Я села с выражением наружного спокойствия. Теперь, справившись со своими чувствами, я увидела, что он действительно очень озабочен. Вот он перестал расхаживать и повернулся ко мне.
— Зависеть от других, тех, кому не доверяешь. Вы понимаете, что это значит? Любое письмо можно заменить, изменить; о нём могут просто забыть, если оно будет передано не тому человеку. Многие всё отдали бы, чтобы помешать ему увидеться с вами, — он замолчал и потёр пальцами подбородок. Хотя взгляд его был устремлён на меня, я была уверена, что он меня не видит. Может, обдумывает новые откровения или предостережения? Молчание затянулось, и я первой нарушила его.

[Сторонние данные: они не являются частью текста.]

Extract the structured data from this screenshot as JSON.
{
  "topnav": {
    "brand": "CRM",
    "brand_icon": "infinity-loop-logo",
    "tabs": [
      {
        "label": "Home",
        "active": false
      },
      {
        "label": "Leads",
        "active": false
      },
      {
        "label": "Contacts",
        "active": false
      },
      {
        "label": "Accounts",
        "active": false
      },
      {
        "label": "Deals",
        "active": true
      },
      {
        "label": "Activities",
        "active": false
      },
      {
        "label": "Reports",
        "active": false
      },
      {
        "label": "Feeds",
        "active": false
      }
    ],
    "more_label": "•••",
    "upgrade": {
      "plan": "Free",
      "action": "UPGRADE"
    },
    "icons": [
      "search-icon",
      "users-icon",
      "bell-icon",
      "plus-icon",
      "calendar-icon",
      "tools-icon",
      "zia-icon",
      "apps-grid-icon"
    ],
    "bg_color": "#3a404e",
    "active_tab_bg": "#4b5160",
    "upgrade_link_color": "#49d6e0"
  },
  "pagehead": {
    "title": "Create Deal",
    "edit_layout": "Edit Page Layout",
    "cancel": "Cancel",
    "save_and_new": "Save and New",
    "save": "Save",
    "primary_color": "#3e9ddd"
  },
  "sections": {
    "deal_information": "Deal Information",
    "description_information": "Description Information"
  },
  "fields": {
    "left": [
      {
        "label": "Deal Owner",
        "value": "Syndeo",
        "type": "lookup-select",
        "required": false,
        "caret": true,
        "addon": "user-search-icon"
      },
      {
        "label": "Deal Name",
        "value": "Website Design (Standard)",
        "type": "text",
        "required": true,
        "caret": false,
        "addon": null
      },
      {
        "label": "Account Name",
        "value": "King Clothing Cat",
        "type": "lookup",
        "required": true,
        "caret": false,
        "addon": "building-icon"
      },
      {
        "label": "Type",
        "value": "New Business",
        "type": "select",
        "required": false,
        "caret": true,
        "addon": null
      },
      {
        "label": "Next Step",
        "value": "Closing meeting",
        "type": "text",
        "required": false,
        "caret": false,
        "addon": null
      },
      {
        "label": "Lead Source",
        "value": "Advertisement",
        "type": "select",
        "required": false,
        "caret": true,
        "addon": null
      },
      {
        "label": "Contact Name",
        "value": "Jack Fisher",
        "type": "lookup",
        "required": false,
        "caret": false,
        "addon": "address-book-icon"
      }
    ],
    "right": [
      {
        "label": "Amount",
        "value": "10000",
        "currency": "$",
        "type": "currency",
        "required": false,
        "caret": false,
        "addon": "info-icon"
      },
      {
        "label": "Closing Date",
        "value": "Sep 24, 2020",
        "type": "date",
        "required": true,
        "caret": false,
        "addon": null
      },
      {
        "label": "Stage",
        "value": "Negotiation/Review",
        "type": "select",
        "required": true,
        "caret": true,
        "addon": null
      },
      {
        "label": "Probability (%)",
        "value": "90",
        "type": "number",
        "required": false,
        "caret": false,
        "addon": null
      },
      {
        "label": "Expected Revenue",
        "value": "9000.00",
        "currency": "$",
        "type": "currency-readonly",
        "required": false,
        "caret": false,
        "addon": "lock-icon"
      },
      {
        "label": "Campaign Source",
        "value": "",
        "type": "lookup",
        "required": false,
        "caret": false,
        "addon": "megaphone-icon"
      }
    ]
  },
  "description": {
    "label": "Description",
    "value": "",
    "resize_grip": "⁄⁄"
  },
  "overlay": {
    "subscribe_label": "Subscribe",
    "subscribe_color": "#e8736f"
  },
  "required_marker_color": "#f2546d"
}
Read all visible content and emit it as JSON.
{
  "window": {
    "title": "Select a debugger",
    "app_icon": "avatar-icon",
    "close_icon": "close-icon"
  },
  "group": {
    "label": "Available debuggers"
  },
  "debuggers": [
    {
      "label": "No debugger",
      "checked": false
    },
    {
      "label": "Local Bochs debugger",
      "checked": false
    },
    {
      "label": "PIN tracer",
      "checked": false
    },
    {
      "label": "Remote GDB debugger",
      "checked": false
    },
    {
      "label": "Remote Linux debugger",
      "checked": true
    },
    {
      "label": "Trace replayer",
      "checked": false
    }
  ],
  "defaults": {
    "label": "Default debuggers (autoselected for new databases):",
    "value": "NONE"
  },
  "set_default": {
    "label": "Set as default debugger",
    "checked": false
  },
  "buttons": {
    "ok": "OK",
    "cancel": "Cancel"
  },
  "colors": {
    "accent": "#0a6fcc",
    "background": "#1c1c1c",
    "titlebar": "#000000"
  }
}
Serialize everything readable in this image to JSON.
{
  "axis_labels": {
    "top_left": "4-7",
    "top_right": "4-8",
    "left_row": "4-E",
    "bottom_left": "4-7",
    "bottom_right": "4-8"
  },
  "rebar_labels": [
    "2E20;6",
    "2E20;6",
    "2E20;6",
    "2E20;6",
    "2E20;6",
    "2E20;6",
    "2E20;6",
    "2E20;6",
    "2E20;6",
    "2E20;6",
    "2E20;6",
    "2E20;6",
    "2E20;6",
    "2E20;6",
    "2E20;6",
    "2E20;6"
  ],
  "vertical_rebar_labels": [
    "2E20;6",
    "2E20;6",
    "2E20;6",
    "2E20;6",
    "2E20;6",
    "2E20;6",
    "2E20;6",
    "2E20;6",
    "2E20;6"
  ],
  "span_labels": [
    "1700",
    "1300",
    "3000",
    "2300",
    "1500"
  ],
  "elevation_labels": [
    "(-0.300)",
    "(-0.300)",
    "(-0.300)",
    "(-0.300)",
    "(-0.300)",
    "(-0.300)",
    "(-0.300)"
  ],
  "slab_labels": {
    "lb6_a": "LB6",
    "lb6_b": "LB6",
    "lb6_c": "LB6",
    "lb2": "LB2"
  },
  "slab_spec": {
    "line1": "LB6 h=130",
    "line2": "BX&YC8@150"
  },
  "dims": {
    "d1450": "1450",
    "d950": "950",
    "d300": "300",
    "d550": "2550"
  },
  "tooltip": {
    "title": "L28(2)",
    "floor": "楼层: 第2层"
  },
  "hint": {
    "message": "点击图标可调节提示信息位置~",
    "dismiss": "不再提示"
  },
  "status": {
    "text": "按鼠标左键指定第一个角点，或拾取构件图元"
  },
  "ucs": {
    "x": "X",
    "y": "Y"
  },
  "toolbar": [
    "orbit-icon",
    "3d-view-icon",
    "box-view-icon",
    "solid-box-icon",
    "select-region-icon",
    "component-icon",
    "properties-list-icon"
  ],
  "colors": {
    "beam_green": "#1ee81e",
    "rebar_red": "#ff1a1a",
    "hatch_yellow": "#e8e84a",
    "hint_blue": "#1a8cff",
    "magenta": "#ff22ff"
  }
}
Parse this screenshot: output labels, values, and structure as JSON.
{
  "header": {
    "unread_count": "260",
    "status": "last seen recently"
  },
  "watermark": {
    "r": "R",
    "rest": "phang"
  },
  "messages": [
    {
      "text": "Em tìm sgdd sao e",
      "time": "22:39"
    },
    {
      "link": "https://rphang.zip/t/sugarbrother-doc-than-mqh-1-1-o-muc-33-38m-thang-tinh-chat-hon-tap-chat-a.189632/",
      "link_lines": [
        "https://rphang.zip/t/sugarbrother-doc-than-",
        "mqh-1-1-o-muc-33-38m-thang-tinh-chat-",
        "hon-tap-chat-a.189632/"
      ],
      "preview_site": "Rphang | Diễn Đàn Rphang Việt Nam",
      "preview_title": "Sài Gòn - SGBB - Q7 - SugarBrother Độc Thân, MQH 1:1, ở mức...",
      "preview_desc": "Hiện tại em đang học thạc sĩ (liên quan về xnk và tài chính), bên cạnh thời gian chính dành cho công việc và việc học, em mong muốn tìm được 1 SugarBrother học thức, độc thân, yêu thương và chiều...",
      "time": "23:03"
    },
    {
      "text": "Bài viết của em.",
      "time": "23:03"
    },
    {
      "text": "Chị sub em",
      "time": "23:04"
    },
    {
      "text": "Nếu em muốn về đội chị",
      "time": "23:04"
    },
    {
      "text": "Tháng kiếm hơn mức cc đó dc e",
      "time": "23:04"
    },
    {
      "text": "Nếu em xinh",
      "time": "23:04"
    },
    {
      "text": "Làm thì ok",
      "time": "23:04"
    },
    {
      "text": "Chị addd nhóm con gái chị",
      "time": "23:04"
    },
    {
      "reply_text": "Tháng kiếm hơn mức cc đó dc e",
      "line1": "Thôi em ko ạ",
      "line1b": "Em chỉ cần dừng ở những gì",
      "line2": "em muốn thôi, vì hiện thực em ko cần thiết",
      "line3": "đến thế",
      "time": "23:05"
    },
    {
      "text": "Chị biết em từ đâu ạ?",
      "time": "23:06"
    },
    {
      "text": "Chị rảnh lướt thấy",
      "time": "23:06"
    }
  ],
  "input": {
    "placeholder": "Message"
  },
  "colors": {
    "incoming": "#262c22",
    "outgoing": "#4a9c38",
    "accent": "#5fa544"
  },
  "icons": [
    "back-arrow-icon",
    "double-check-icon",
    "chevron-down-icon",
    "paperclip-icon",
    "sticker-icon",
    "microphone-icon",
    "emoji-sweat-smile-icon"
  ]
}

— Из–за сокровищ? — я хотела добавить, что у меня нет никакого желания обладать тем, что я видела сегодня, что всё это великолепие не имеет для меня никакого значения. Это слишком большое богатство, чтобы принадлежать одному человеку. То, что завещала мне бабушка, я приняла и гордилась своим американским наследством, потому что понимала его. Но огромные богатства, выставленные в башне, совершенно не волновали меня.
— Сокровища, — он повторил это слово, презрительно искривив губы, и мне пришлось сдерживаться изо всех сил. — Вот оно что! Вы хотели посмотреть то, что может стать вашим наследством…
Я быстро встала и повернулась к нему лицом.
— Нет смысла обмениваться подобными любезностями, сэр. Очевидно, вы пришли сюда с определённой целью. И если эта цель — порицать меня, то я должна спросить, какое у вас право обсуждать мои манеры или причины моих поступков!
Он сжал кулаки; я видела, как задёргалась мышца у него на щеке. Челюсти тоже стиснулись; я поняла, что он сдерживается с огромными усилиями. После долгого молчания руки его разжались, он покачал головой. И опять не по моему адресу, а, как мне показалось, какой–то своей мысли.
— Графиня, — говорил он холодно и с такой официальностью, которая придавала его словам дополнительный вес. Неужели он действительно собирался осудить меня? Или хотел предупредить? — Графиня, вы в самом деле не можете знать, что скрывается под… — он быстро осмотрел комнату; вся эта мишура словно вызывала у него отвращение, — под поверхностью того, что вы видите. Позвольте уверить вас, что это дело величайшей важности…
— Сэр, я буду очень обязана вам, если вы прямо скажете, зачем пришли, — коротко ответила я.
Следующий его поступок несказанно удивил меня. Он бросил на меня острый взгляд, потом прошёл по комнате — не своей обычной решительной походкой, как всегда, а лёгкими шагами. Я не поверила бы, что он на это способен. Закрыл дверь на защёлку и прижался к ней ухом, вслушиваясь.
Назад вернулся теми же бесшумными шагами, прокрался мимо меня и открыл окно, выходящее наружу. Потом жестом подозвал меня, сделал шаг в сторону и пригласил на балкон, нависающий над садом. Я и не подозревала об его существовании. Когда мы оба оказались снаружи, он захлопнул окно.
Забыв свою враждебность, я пыталась понять. Очевидно, он считал, что внутри нас могут подслушать. Но если графиню избрали в качестве моей спутницы в дороге и теперешней компаньонки, почему её дом вызывает такие подозрения?
— У вас есть причины не доверять кому–то в этом доме, сэр?
— Если вы умны, миледи, — ответил он по–английски, — вы не будете доверять никому и нигде, пока находитесь в Аксельбурге!
— Включая вас, сэр?
Он ничего не ответил на это, но быстро заговорил, как будто должен был за короткое время сказать очень многое.
— Не знаю, что вам рассказывали о здешних событиях. У курфюрста был второй удар… теперь он лишился речи. Он вынужден писать или объясняться знаками. Но окружающие пока осторожны и не смеют противиться его приказам — его прямым приказам. Но, как я уже сказал, многое можно сделать искажением, забывчивостью… Пока я имею к нему доступ — а он на этом настаивает, — его желания исполняются. Но вполне вероятно, что вскоре меня перестанут допускать к нему.
Говорили ли вам о принцессе Аделаиде, которая назначена аббатиссой?
— Дочь курфюрста? Да, графиня рассказывала о ней.
— Она пытается захватить власть, приставила к нему двух монахинь. Если ей удастся добиться своего, он потеряет связь с миром. Пока она ещё побаивается отца — и его власти — и до сих пор окончательного шага не сделала. Я предпринимаю всё, что могу, чтобы организовать ваше свидание. Нужно торопиться, он умирает. Может, ещё день, ночь, и он не сможет сопротивляться этим стервятникам, они будут содержать его в плену в его собственных апартаментах, приставят к каждой двери часовых. Поэтому мы решили действовать сегодня вечером.